Женщина опять принялась вспоминать, не прекращая жать. Руки по привычке делали своё дело, а мысли закрутились, наскакивают друг на друга в голове, только успевай думать.
Размышления Марфы прервали детские крики, громкая мужская ругань, что доносились от суслона, где сидел полицай. На крик к суслону кинулись бабы, побежала и Марфа.
Какое же было изумление, когда увидела полицая, который держал за воротник её сына Никиту.
– Чей хлопец? – вопрошал полицай, гневно глядя на толпу женщин, что собрались к суслону, сбежались на крик.
– Мой, мой, – кинулась к сыну Марфа, но её грубо оттолкнул полицай.

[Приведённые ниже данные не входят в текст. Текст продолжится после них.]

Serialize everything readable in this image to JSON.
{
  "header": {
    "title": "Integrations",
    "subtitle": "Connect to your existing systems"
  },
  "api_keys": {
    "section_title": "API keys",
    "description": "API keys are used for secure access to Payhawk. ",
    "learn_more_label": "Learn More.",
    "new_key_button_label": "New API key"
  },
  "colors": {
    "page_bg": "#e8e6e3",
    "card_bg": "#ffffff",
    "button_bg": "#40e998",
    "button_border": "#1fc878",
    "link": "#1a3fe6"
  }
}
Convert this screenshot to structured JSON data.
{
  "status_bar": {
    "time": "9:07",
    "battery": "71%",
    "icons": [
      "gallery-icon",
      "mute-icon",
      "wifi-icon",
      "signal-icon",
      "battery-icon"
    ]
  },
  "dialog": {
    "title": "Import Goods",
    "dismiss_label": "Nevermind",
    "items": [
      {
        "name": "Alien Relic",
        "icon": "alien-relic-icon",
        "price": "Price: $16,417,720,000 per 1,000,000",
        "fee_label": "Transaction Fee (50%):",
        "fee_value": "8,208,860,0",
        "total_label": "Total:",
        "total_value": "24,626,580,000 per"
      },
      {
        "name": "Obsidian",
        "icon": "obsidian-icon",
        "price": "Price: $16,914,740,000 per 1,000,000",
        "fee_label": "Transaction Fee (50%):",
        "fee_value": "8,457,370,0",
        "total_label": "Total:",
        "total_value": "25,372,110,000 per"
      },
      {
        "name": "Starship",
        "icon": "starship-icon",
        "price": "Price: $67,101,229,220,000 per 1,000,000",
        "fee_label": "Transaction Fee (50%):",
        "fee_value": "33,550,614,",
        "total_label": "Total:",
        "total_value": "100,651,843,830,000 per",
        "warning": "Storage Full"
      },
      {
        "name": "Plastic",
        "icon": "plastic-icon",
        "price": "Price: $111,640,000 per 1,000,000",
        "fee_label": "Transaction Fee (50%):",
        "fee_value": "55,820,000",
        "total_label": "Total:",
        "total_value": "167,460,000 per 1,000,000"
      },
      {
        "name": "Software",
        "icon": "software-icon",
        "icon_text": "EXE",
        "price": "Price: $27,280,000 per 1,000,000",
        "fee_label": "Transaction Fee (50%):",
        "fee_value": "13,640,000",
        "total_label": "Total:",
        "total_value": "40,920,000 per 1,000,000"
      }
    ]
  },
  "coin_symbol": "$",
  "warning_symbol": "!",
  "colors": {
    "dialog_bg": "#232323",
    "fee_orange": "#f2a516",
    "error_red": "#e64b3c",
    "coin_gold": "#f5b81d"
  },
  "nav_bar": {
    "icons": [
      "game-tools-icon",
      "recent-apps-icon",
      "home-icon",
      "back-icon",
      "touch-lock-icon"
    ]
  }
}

– Не подходи! – загородился свободной рукой от матери. – С ворами у нас будет один разговор: к стенке и никаких гвоздей!
– Да ты что? – оторопела Марфа. – За что?
– А вот за что, – мужчина выдернул рубашку у ребенка из штанишек и на стерню посыпались сорванные только что колоски ржи, полные зерна.
– По законам Германии вора надо расстрелять, понятно вам? Я обязан доставить его в комендатуру.
– Ой, мой миленький! – Марфа упала на колени, поползла к полицаю. – Мой миленький мужчиночка! Пощади! Пожалей мальца, умоляю! Пожалей моего сыночка родненького! Дитё совсем, истинно, дитё! – и ползла, ползла по высокой стерне, не смея поднять голову.
Все женщины замерли, молча, с замиранием сердца смотрели на мать, ползущую к полицаю. И на ребёнка, который, казалось, отрешённо смотрел на происходящее, не до конца понимая, что здесь происходит.
Марфа обхватила ногу полицая, умоляя оставить, пощадить дитё неразумное, как мужчина с силой ударил её сапогом в лицо, а потом добавил прикладом винтовки сверху по спине. Женщина вдруг, разом безвольно рухнула лицом в стерню и замерла, как неживая.
– Я сказал: вора в комендатуру и под расстрел! – полицай, почуяв силу, входил в раж. – Я покажу вам воровать! Дыхать будете, как я скажу! – и решительно направился в сторону деревни, удерживая за воротник Никитку.